1. Excellent interview with Andrew Gelman

2. Other thoughts on the Scott book (see last post) from Henry Farrell and the Understanding Society blog

3. George Clooney: midwife for a nation? (file under “Good Grief”)

4. The cult that cures

6 Responses

  1. Celebrity advocates in general get terrible abuse in the blogosphere, often for not understanding issues. That’s fine. It becomes a problem when people assume that because someone is famous for a different reason, they cannot understand something completely different.

    I used to make that assumption. Then I heard Geldof speak at the launch of the Commission for Africa’s second report. He was easily the best, most intelligent and most incisive speaker there.

    None of this relates to the Clooney issue, though.

  2. How did this become about which Westerner is more qualified to midwife Sudan? What’s absurd is the idea that a Hollywood actor or an academic professor (or anyone who has not lived and acted in and breathed Sudanese politics for even a fraction of its war-torn history) could play a meaningful role in the birth of a nation.

    A useful trick in these instances is to imagine the parallel in your own country’s politics. Can you conceive of Gerard Depardieu running a parallel election monitoring system in Florida and weighing in on Bush v Gore and expecting to have any impact whatsoever? Not, admittedly, the best of examples, but I would love to hear the example that makes us think: oh, maybe the US could have an equivalent to Clooney in Sudan.

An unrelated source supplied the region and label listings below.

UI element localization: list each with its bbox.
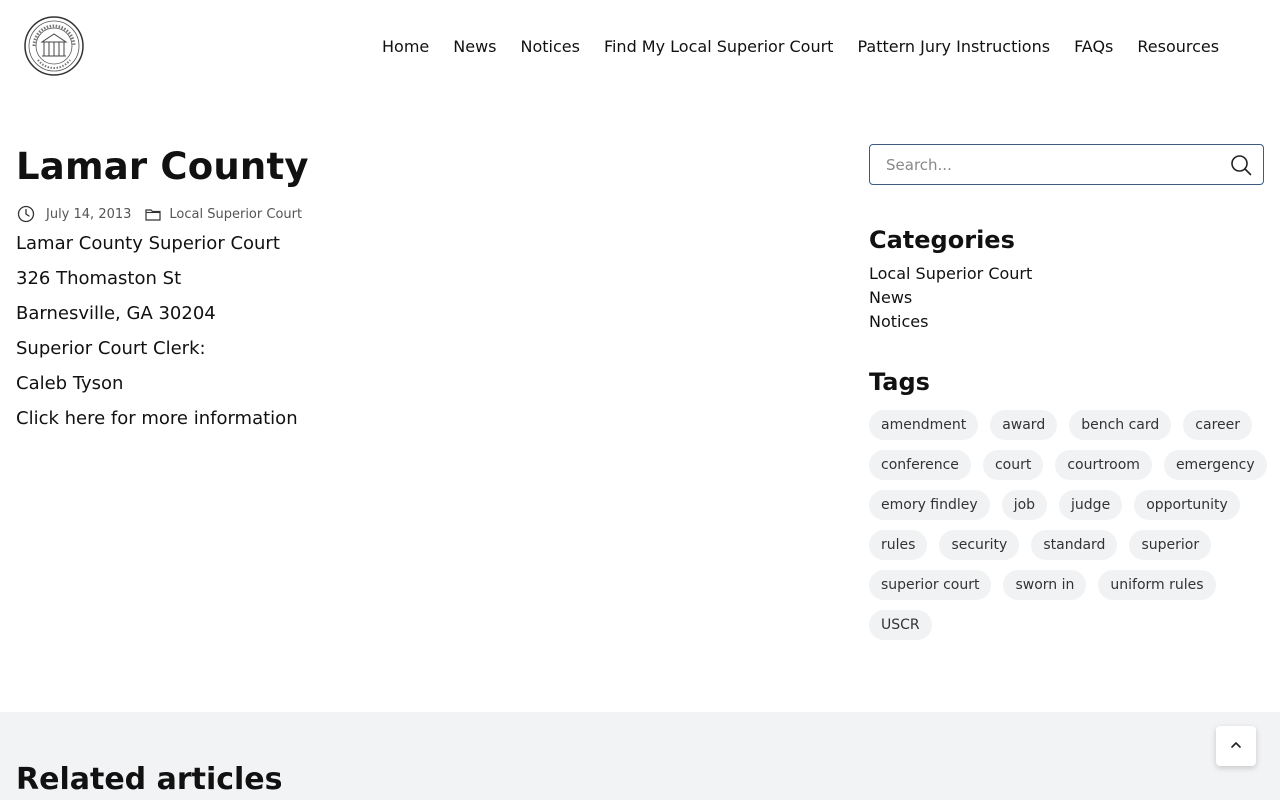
tag-link[interactable]: amendment <box>869 410 979 440</box>
post-date: July 14, 2013 <box>46 206 132 222</box>
post-meta: July 14, 2013 Local Superior Court <box>16 204 796 224</box>
chevron-up-icon <box>1229 738 1243 755</box>
tag-link[interactable]: uniform rules <box>1098 570 1216 600</box>
more-info-link[interactable]: Click here for more information <box>16 408 298 429</box>
tag-link[interactable]: conference <box>869 450 971 480</box>
clerk-label: Superior Court Clerk: <box>16 338 206 359</box>
nav-resources[interactable]: Resources <box>1125 36 1231 58</box>
search-button[interactable] <box>1229 153 1253 177</box>
tag-link[interactable]: emergency <box>1163 450 1267 480</box>
city-state-zip: Barnesville, GA 30204 <box>16 303 216 324</box>
tag-link[interactable]: standard <box>1031 530 1118 560</box>
tag-link[interactable]: bench card <box>1069 410 1172 440</box>
nav-news[interactable]: News <box>441 36 508 58</box>
article: Lamar County July 14, 2013 Local Superio… <box>16 140 796 436</box>
category-notices[interactable]: Notices <box>869 312 928 331</box>
georgia-seal-logo[interactable] <box>24 16 84 76</box>
tag-link[interactable]: security <box>939 530 1020 560</box>
nav-home[interactable]: Home <box>370 36 441 58</box>
tag-link[interactable]: emory findley <box>869 490 990 520</box>
nav-find-local-court[interactable]: Find My Local Superior Court <box>592 36 846 58</box>
tag-cloud: amendment award bench card career confer… <box>869 410 1269 640</box>
tag-link[interactable]: court <box>982 450 1044 480</box>
tag-link[interactable]: judge <box>1059 490 1123 520</box>
street-address: 326 Thomaston St <box>16 268 182 289</box>
tag-link[interactable]: award <box>990 410 1058 440</box>
tag-link[interactable]: superior <box>1129 530 1212 560</box>
search-icon <box>1229 155 1253 180</box>
nav-pattern-jury[interactable]: Pattern Jury Instructions <box>845 36 1062 58</box>
tag-link[interactable]: superior court <box>869 570 992 600</box>
search-box <box>869 144 1264 185</box>
folder-icon <box>143 204 163 224</box>
category-local-superior-court[interactable]: Local Superior Court <box>869 264 1032 283</box>
category-news[interactable]: News <box>869 288 912 307</box>
related-articles-section: Related articles <box>0 712 1280 800</box>
article-body: Lamar County Superior Court 326 Thomasto… <box>16 226 796 436</box>
site-header: Home News Notices Find My Local Superior… <box>0 0 1280 94</box>
sidebar: Categories Local Superior Court News Not… <box>869 144 1267 640</box>
categories-heading: Categories <box>869 226 1015 254</box>
clerk-name: Caleb Tyson <box>16 373 124 394</box>
search-input[interactable] <box>870 145 1210 184</box>
tags-heading: Tags <box>869 368 930 396</box>
post-category-link[interactable]: Local Superior Court <box>169 207 302 222</box>
court-name: Lamar County Superior Court <box>16 233 280 254</box>
main-nav: Home News Notices Find My Local Superior… <box>370 36 1231 58</box>
tag-link[interactable]: job <box>1001 490 1048 520</box>
nav-faqs[interactable]: FAQs <box>1062 36 1125 58</box>
category-list: Local Superior Court News Notices <box>869 262 1264 334</box>
tag-link[interactable]: career <box>1183 410 1253 440</box>
scroll-to-top-button[interactable] <box>1216 726 1256 766</box>
tag-link[interactable]: sworn in <box>1003 570 1087 600</box>
tag-link[interactable]: USCR <box>869 610 932 640</box>
tag-link[interactable]: rules <box>869 530 928 560</box>
related-articles-heading: Related articles <box>16 762 283 797</box>
nav-notices[interactable]: Notices <box>508 36 591 58</box>
tag-link[interactable]: courtroom <box>1055 450 1152 480</box>
tag-link[interactable]: opportunity <box>1134 490 1240 520</box>
page-title: Lamar County <box>16 145 309 188</box>
clock-icon <box>16 204 36 224</box>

  3. I’d look at this the opposite way: Clooney aside, isn’t “working in various countries in Africa and studying them for years” setting the standard of expertise pretty low? If I lived in Greece for a year and traveled to various parts of Europe several times per year, would that suddenly make me an expert on the conflict in the Balkans? How many Sudanese languages do these experts speak?

    Working in this field means exposing yourself to this incessant pissing contest: who’s spent more years in Africa? Who’s lived in more depraved conditions? Who’s had malaria the most times? Who’s spent more time with the Minister of Whatever? Those who score lower on these important metrics are subject to the traditional dismissal of “such-and-such just doesn’t understand development”.

    The hostility to Clooney (and others) is about his refusal to respect their authoritah in these matters.

  4. George Clooney is a good dude who’s trying to do right by his celebrity and resources. One can hardly fault his choice of issues to take on.

    1. The reason Clooney earns the smug derision of folks like Blattman and Texas in Africa is because they’re envious of and threatened by the attention he gets. Only Westerners with fancy degrees and peer reviewed publications should be permitted to pontificate on such matters.

      1. My concern, which the academics may or may not share, is that Clooney doesn’t live or work in the region. Blattman and TIA have have worked in various countries in Africa and studied them for years – they have a much better chance of understanding the problems that, say, Sudan faces than celebrities who visit situations of crisis and then fly back to home. Anyway, this development aid thing should be about the people who live in the place and their specific needs – not about us, or our good intentions, or the little that we are willing to do for (to) them in the brief moments when they’re in the paper.

        Read the “About” pages of some Western academics’ blogs and you might be surprised to see that they are involved in thoughtful and useful work.